The company went on somewhat of an acquisition spree too, to enhance what some consider a new concept for VMware: enabling multi-cloud management and migration of workloads outside of VMware environments.

Network World recently sat down with one of the men behind VMware's strategy and technology, CTO and Senior Director of R&D for VMware Dr. Stephen Herrod, at MIT's annual Emerging Technologies conference in Boston, where he discussed the future of networking being software-defined.

Note: This is a lightly edited transcript of an interview with Herrod on Oct. 25.

Network World: There's been talk by some that VMware has a new strategy around supporting multi-clouds and opening up to open source projects. Tell us in your own words what VMware's overall strategy is right now?

VMware CTO Stephen Herrod: We have to continuously be reinventing ourselves and continue to push the envelope quite hard. We've been working on this strategy of the software-defined data center for a while now, although we've just coined the phrase earlier this year.

The concept is that we've done a great job in server virtualization but whenever you go out and talk to a CIO or someone who's trying to transform everything in the data center, they'll tell you that virtualization has lowered the cost of creating a new virtual machine and we've made it easy to do this, but what about the rest of my infrastructure?
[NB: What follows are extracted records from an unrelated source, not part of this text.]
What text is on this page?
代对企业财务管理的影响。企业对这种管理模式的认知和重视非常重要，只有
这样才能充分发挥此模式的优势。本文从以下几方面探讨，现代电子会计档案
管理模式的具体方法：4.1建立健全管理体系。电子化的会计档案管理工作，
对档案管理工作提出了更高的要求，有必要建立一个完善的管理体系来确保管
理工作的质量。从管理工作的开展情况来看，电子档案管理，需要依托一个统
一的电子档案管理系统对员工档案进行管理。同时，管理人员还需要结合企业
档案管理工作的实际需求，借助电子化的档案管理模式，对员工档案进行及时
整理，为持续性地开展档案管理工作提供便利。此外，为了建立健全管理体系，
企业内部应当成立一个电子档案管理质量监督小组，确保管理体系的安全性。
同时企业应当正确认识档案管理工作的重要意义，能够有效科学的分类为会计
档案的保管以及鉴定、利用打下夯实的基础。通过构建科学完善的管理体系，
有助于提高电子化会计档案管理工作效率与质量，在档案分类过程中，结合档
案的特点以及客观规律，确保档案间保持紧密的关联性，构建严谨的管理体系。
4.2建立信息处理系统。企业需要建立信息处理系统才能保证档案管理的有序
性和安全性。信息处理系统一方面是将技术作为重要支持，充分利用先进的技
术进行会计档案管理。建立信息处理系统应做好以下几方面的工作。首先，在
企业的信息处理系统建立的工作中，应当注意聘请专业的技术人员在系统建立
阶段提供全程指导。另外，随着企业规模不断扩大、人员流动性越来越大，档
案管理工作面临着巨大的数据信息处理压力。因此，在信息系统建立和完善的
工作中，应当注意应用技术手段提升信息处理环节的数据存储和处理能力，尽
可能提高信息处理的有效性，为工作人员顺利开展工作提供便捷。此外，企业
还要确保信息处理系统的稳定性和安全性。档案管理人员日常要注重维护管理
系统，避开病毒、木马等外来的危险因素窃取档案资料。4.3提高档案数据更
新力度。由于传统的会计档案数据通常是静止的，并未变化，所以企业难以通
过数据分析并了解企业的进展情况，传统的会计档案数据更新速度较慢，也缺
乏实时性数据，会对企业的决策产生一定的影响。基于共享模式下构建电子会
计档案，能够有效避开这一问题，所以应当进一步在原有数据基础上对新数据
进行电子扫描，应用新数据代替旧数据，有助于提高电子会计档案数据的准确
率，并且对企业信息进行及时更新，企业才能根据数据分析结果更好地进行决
When you really get into the data center, there's a lot of rigidity. Ground zero of that is the network. It's one of the most constraining aspects of the data center today. The number of network admins that say you can only place this here, there's a firewall there -- it's all very constraining to the ultimate vision of having everything being able to move around.

It's been somewhat of a journey for us, where we've started by focusing successfully on server virtualization. Then, our partners and ourselves have been doing quite a bit around storage virtualization. I'd give ourselves and our industry a "B" at this point for making that better. But for networking, I would give it an optimistic "C." That's why software-defined networking has taken off so quickly -- it's recognizing that the same benefits of virtualization that have showed up in other places can occur in the networking space.

NW: Where are we in the software-defined networking life cycle? Are you seeing customers implement this yet, or was part of VMware's purchase of Nicira just planning for the future?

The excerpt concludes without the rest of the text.